時代は事前準備とスニーク。クリスマスは変わったのだ。
そうして、さしたる苦労もなくダッシャーは目的の子供部屋の前へと辿り着いた。
ここまでの所要時間わずかに1分と17秒。世界を縮めるトナカイ、ダッシャーである。
男は背負い袋からプレゼントを取り出し、そっと扉を開けようとして――その手を止めた。
気付いたのだ、扉の向こうで息を殺して潜む存在を。
ダッシャーは空気の流れを乱さぬようにゆっくりと右手を動かし、角に触れて通信を起動した。

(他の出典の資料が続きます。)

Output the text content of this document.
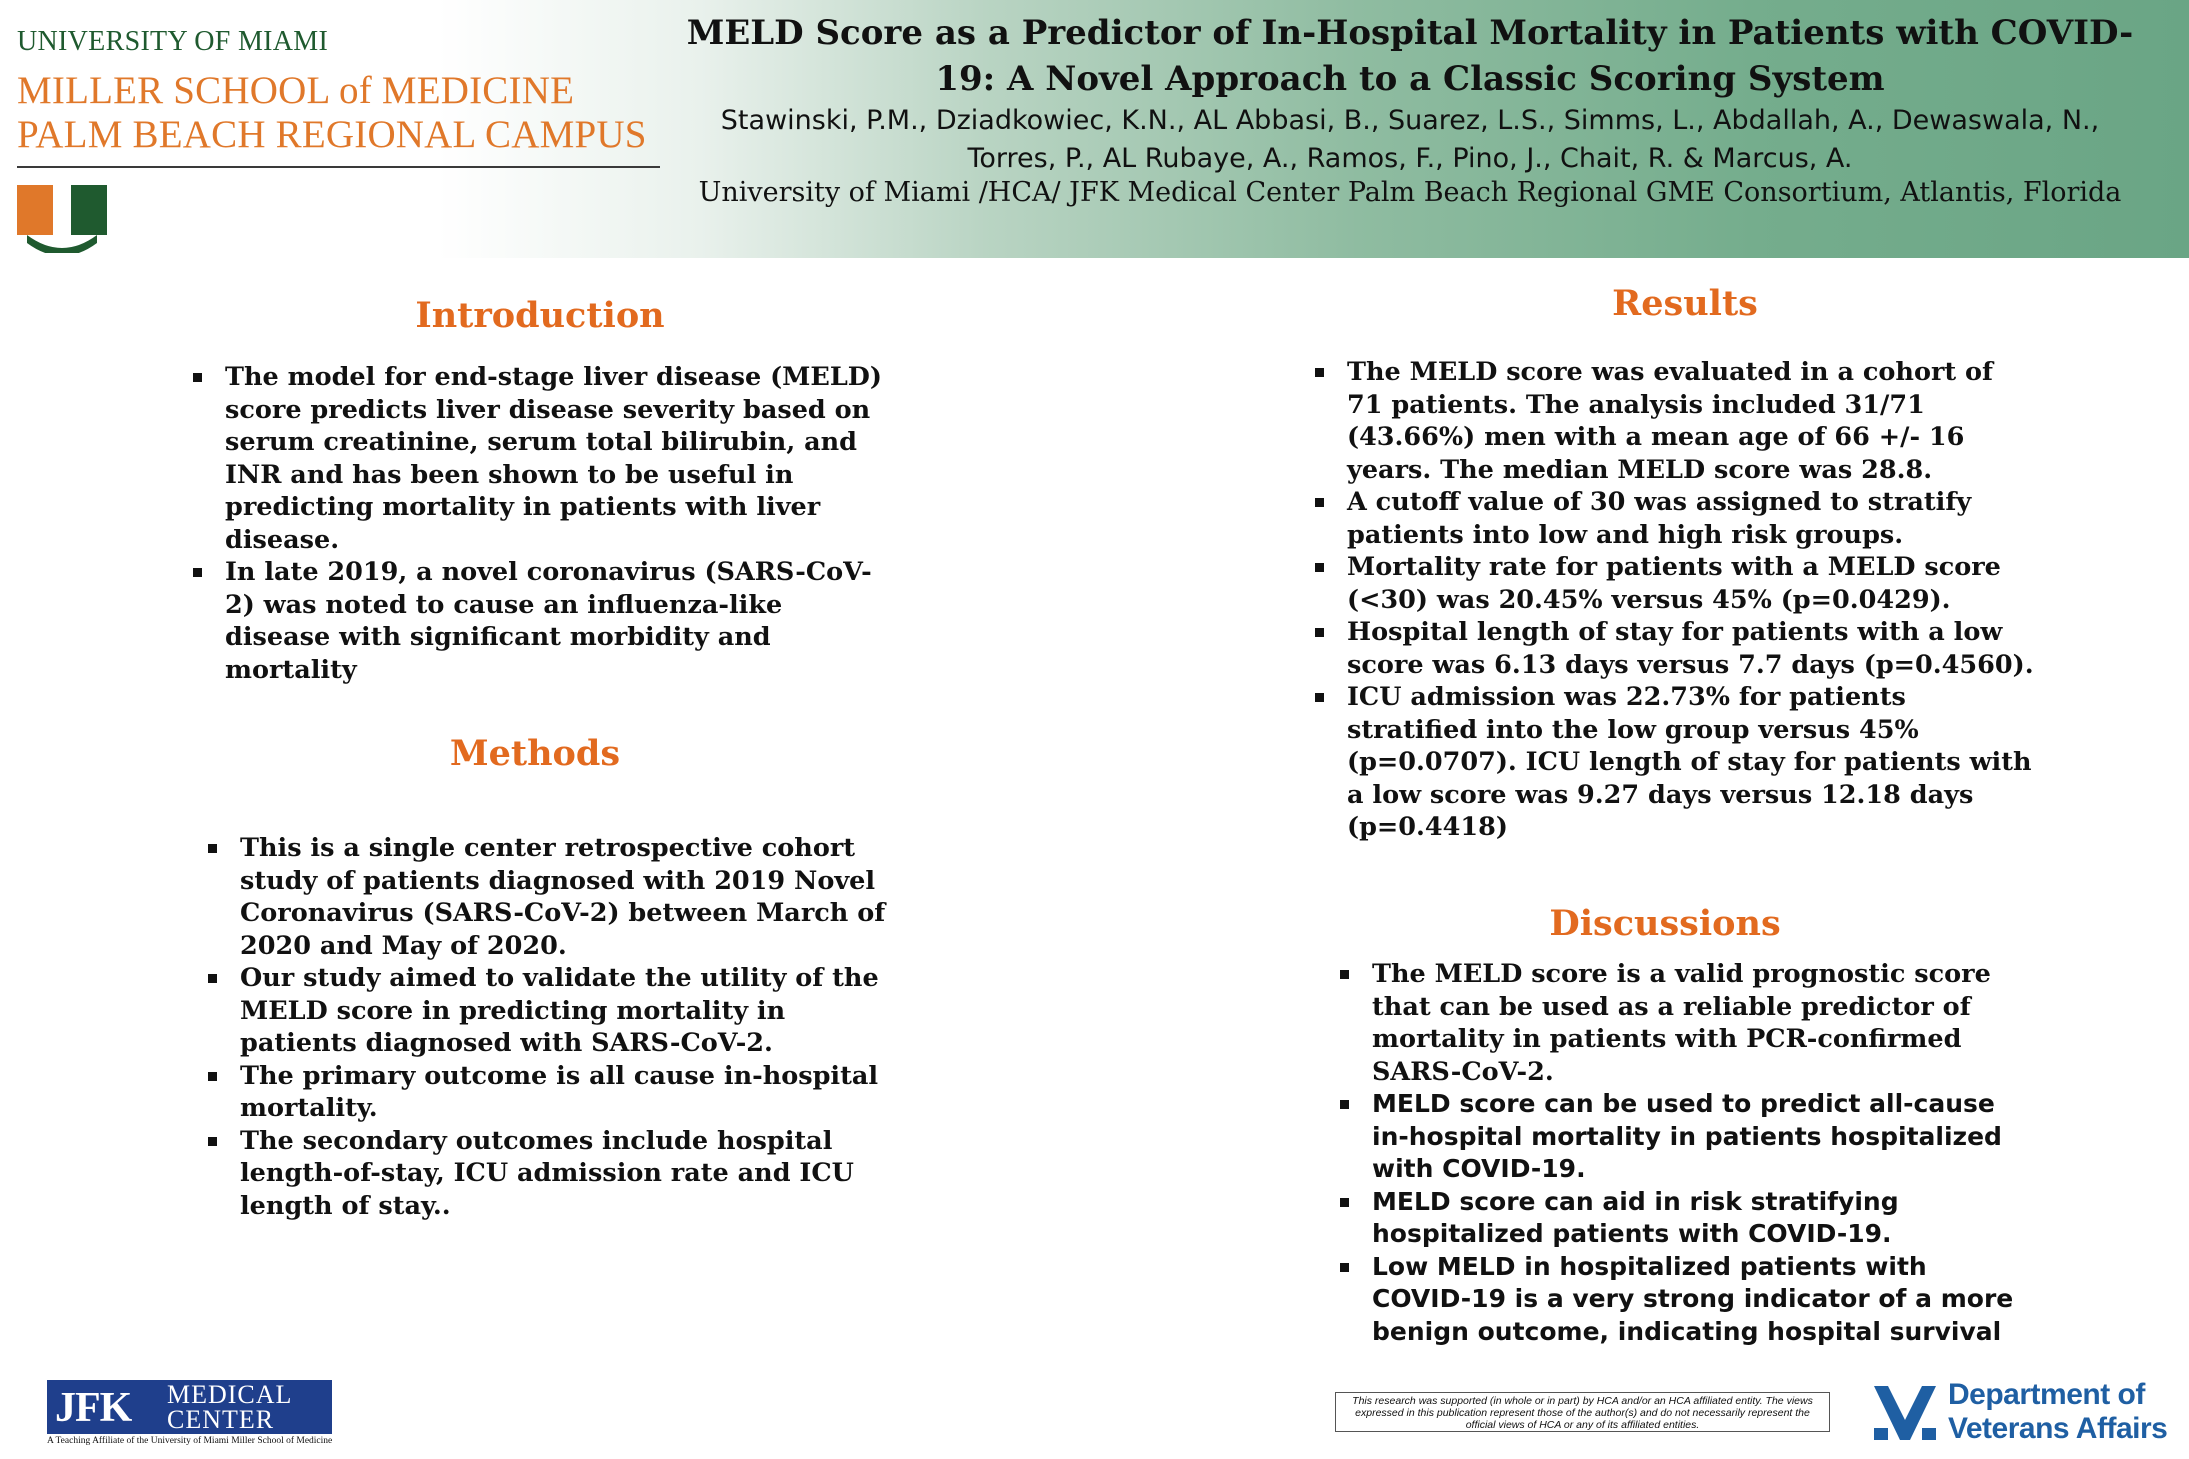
UNIVERSITY OF MIAMI
MILLER SCHOOL of MEDICINE
PALM BEACH REGIONAL CAMPUS
MELD Score as a Predictor of In-Hospital Mortality in Patients with COVID-19: A Novel Approach to a Classic Scoring System
Stawinski, P.M., Dziadkowiec, K.N., AL Abbasi, B., Suarez, L.S., Simms, L., Abdallah, A., Dewaswala, N.,
Torres, P., AL Rubaye, A., Ramos, F., Pino, J., Chait, R. & Marcus, A.
University of Miami /HCA/ JFK Medical Center Palm Beach Regional GME Consortium, Atlantis, Florida
Introduction
The model for end-stage liver disease (MELD) score predicts liver disease severity based on serum creatinine, serum total bilirubin, and INR and has been shown to be useful in predicting mortality in patients with liver disease.
In late 2019, a novel coronavirus (SARS-CoV-2) was noted to cause an influenza-like disease with significant morbidity and mortality
Methods
This is a single center retrospective cohort study of patients diagnosed with 2019 Novel Coronavirus (SARS-CoV-2) between March of 2020 and May of 2020.
Our study aimed to validate the utility of the MELD score in predicting mortality in patients diagnosed with SARS-CoV-2.
The primary outcome is all cause in-hospital mortality.
The secondary outcomes include hospital length-of-stay, ICU admission rate and ICU length of stay..
Results
The MELD score was evaluated in a cohort of 71 patients. The analysis included 31/71 (43.66%) men with a mean age of 66 +/- 16 years. The median MELD score was 28.8.
A cutoff value of 30 was assigned to stratify patients into low and high risk groups.
Mortality rate for patients with a MELD score (<30) was 20.45% versus 45% (p=0.0429).
Hospital length of stay for patients with a low score was 6.13 days versus 7.7 days (p=0.4560).
ICU admission was 22.73% for patients stratified into the low group versus 45% (p=0.0707). ICU length of stay for patients with a low score was 9.27 days versus 12.18 days (p=0.4418)
Discussions
The MELD score is a valid prognostic score that can be used as a reliable predictor of mortality in patients with PCR-confirmed SARS-CoV-2.
MELD score can be used to predict all-cause in-hospital mortality in patients hospitalized with COVID-19.
MELD score can aid in risk stratifying hospitalized patients with COVID-19.
Low MELD in hospitalized patients with COVID-19 is a very strong indicator of a more benign outcome, indicating hospital survival
JFK MEDICAL
CENTER
A Teaching Affiliate of the University of Miami Miller School of Medicine
This research was supported (in whole or in part) by HCA and/or an HCA affiliated entity. The views expressed in this publication represent those of the author(s) and do not necessarily represent the official views of HCA or any of its affiliated entities.
Department of
Veterans Affairs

「ルドルフ、情報と違うぞ、子供達がまだ起きてる。あいつら悪い子だ!!」
『落ち着け、まだ22時だ。……しかし、どこからか我々の活動が漏れたか。強行突入は可能か?』
「駄目だ。扉を注視している。煙突がないから扉から来ると考えているらしい。まずいぞ。プレゼントを配っているのがサンタではなくトナカイだと知れたら信用問題だ」
『それだけではない。冬休み明けに友人たちにお前の姿を語ってみろ。彼らは笑い物になるぞ』
ルドルフの声には苦いものが混じる。
彼とてはじめからエリートトナカイだったわけではない。
SATの司令塔となるまでに幾多の苦難を乗り越えてきたのだ。
「くっ、こんなことなら俺もサンタ偽装スーツを着てくるべきだったか……!!」
『去年それやって酔っ払いに絡まれただろう。我々はトナカイスーツでなければ今夜中にプレゼントを配り終えることはできない。そう結論した筈だ』
「ああ、そうだったな。畜生、ここを後回しにするか?」
『……いや、それには及ばない。こちらで時間を稼いでみよう』
「ルドルフ?」
ふと通信機の向こう側の不穏な空気を感じてダッシャーが訝しむ。
『行け、後を頼む、ダッシャー』
通信機越しの空気を切る音が耳に届く。ソリを音速起動した時の音だ。
ルドルフの毅然とした声に、ダッシャーは反射的に扉を開ける。
次の瞬間、聖夜の空に大輪の赤花が咲いた。
見るもの全てを祝福するかの如く、星とも花ともつかぬ光が盛大に連続する。
ルドルフがありったけの火薬をソリに乗せ、空の花火に変えたのだ。
生まれては散っていく光の数々は、まさしくルドルフの命の光だ。
子供達が慌てて窓辺に駆け寄るのを尻目に、ダッシャーはプレゼントを配置してマンションを脱出した。
外は寒く、空にはまだ花火の残光が眩く漂っている。
マンションの周囲には空のサプライズを見に無数の人だかりができている。
幾人かはダッシャーに気付くも、今日という日を思い出してすぐに空へと視線を戻した。
『――聖夜に祝福を』
きらめく星の輝きに消えた戦友に敬礼をひとつ捧げ、ダッシャーは踵を返した。
トナカイの鹿っ面に涙はない。
聖夜はまだ終わっていない。彼らの夜は始まったばかりなのだ。
残る子供達は数百万。SATの戦いは続く……。